The Old Testament uses the metaphor of drinking in discussing God’s plan for human lives. The cup we are given to drink can be a blessing of prosperity or an affliction of judgement. David thanks God because his “cup overflows” (Psalm 23:5) and says, “you have assigned me my portion and my cup; you have made my lot secure.” (Psalm 16:5) David also declares that for his enemies, “fire and sulfur and a scorching wind shall be the portion of their cup.” (Psalm 11:6) In the same way, the cup of God’s wrath is mentioned in Isaiah, Jeremiah, Lamentations, Ezekiel, Habakkuk, and Zechariah.
In which cup is Jesus referring when he prays to the Father in Gethsemane?

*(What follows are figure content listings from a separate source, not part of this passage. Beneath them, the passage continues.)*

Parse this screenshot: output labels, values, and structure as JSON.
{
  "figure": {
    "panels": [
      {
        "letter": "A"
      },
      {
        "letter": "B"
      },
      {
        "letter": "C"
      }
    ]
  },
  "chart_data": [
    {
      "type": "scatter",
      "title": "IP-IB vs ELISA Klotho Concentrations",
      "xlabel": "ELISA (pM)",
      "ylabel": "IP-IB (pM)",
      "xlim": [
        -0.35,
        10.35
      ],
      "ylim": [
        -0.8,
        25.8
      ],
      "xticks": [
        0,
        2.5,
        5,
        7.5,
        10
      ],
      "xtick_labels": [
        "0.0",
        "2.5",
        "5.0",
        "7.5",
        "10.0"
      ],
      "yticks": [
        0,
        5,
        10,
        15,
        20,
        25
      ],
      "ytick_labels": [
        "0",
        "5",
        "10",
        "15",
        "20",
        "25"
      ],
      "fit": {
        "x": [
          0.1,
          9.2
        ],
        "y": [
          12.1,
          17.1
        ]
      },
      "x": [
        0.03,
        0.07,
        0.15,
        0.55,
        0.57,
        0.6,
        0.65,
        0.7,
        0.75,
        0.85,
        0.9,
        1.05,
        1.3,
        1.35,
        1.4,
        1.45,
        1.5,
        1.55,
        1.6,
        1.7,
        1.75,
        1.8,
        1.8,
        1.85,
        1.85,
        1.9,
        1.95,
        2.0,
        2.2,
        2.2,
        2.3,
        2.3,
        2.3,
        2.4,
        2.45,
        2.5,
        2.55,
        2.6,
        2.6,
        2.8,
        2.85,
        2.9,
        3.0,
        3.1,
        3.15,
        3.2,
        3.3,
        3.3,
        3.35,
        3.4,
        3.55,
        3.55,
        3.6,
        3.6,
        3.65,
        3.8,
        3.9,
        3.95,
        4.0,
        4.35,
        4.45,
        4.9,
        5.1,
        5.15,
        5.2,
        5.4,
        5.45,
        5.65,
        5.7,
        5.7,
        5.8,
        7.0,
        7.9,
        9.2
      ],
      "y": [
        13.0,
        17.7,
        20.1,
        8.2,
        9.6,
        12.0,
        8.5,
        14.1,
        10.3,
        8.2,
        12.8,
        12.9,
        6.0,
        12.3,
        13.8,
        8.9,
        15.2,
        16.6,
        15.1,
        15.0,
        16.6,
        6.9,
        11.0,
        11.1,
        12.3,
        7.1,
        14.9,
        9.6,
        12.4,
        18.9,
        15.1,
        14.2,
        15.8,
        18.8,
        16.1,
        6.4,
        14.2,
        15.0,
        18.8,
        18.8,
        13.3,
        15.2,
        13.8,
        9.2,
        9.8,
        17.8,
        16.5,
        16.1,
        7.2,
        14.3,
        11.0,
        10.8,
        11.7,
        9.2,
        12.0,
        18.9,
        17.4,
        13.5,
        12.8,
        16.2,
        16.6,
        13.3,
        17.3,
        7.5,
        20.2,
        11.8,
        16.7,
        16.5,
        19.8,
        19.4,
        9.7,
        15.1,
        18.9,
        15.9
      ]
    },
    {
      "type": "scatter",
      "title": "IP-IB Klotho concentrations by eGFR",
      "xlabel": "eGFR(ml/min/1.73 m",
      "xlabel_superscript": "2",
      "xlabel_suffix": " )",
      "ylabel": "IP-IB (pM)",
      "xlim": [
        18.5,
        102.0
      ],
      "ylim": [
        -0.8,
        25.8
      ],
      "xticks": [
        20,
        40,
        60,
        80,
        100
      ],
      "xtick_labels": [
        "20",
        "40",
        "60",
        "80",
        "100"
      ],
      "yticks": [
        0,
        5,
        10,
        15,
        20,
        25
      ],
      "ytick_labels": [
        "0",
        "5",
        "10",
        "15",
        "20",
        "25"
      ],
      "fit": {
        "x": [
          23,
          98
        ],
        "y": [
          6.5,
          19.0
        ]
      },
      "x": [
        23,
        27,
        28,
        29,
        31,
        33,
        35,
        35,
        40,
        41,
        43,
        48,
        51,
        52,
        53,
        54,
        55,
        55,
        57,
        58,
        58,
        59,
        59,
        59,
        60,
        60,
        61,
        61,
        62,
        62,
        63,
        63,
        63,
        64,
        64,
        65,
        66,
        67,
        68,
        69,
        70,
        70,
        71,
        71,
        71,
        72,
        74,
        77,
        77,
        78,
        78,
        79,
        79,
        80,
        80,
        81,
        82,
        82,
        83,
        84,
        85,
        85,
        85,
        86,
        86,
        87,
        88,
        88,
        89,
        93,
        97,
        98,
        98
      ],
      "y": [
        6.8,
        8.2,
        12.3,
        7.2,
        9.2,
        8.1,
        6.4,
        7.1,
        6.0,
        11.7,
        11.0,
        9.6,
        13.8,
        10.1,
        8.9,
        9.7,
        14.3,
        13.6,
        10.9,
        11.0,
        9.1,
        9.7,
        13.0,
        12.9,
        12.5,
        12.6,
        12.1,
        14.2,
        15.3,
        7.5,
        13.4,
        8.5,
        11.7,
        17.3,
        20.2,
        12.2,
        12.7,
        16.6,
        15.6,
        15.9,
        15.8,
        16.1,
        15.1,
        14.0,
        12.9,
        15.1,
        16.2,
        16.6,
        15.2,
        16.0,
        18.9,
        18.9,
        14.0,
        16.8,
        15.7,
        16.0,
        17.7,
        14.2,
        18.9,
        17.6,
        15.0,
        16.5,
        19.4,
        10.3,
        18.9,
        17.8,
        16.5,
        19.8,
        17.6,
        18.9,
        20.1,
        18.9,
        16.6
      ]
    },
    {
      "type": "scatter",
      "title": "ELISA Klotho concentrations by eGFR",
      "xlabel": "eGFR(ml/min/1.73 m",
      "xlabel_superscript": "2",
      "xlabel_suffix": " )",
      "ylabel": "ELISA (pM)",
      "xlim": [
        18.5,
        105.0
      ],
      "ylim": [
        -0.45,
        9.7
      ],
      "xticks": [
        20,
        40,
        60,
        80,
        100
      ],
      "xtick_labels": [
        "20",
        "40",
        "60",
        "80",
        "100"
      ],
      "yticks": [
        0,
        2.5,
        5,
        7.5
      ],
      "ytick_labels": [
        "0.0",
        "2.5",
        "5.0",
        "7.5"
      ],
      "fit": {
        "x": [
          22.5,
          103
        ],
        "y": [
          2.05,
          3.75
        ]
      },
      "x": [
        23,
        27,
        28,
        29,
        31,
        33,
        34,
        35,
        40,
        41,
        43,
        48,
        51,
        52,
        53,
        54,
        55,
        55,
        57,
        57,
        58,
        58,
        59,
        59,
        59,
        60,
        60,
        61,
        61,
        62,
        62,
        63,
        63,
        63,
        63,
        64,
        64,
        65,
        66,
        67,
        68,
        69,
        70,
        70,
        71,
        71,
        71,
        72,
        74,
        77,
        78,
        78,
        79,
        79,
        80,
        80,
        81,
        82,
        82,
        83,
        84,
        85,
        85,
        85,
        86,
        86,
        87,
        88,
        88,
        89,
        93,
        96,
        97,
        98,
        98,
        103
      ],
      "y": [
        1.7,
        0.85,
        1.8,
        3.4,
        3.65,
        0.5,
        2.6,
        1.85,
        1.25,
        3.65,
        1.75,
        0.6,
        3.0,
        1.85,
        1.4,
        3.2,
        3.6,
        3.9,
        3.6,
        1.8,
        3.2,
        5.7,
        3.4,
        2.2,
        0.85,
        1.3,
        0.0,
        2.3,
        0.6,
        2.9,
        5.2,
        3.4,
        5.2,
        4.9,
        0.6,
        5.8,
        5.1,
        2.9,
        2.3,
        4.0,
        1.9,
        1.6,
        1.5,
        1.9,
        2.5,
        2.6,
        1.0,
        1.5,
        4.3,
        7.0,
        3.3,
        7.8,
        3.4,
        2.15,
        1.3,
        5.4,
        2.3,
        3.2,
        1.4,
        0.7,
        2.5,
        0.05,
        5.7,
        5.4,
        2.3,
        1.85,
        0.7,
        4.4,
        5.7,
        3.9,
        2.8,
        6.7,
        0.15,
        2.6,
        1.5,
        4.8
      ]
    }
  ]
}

If anyone should have been able to drink the cup of prosperity, it should have been Jesus. Sinless… blameless… compassionate… Jesus lived only to say and do what his Father wanted. (John 6:38) The voice from heaven declared that God was pleased with him. (Mark 1:11) Surely this Messiah would drink from the cup of blessing just asa David did?
Jesus knew that the cup he faced was his suffering and death of the cross. The cup that ought to have been ours – the cup of God’s judgement – Jesus reached over and drank from instead. He did not deserve God’s wrath, but he became the sin that plagued us. (2 Corinthians 5:21) Jesus was given the bitter cup of suffering and was truly revealed as the Messiah we needed.
If that wasn’t enough to show the love of the Father and Son for us, the news gets even better. The cup of favor – the cup that should have been for Jesus alone – is handed to us. Not only was he made to be sin for us, but it was done that “we might become the righteousness of God.” (2 Corinthians 5:21) We enjoy the same relationship to the Father that Jesus enjoyed! We’re the children of God! We sit at the table of the Lord! We drink from the cup of salvation rather than the cup of devastation.
This wonderful exchange is available to every person. Jesus accepted the bitter cup for you. Will you accept the cup of God’s favor? He holds it out to you.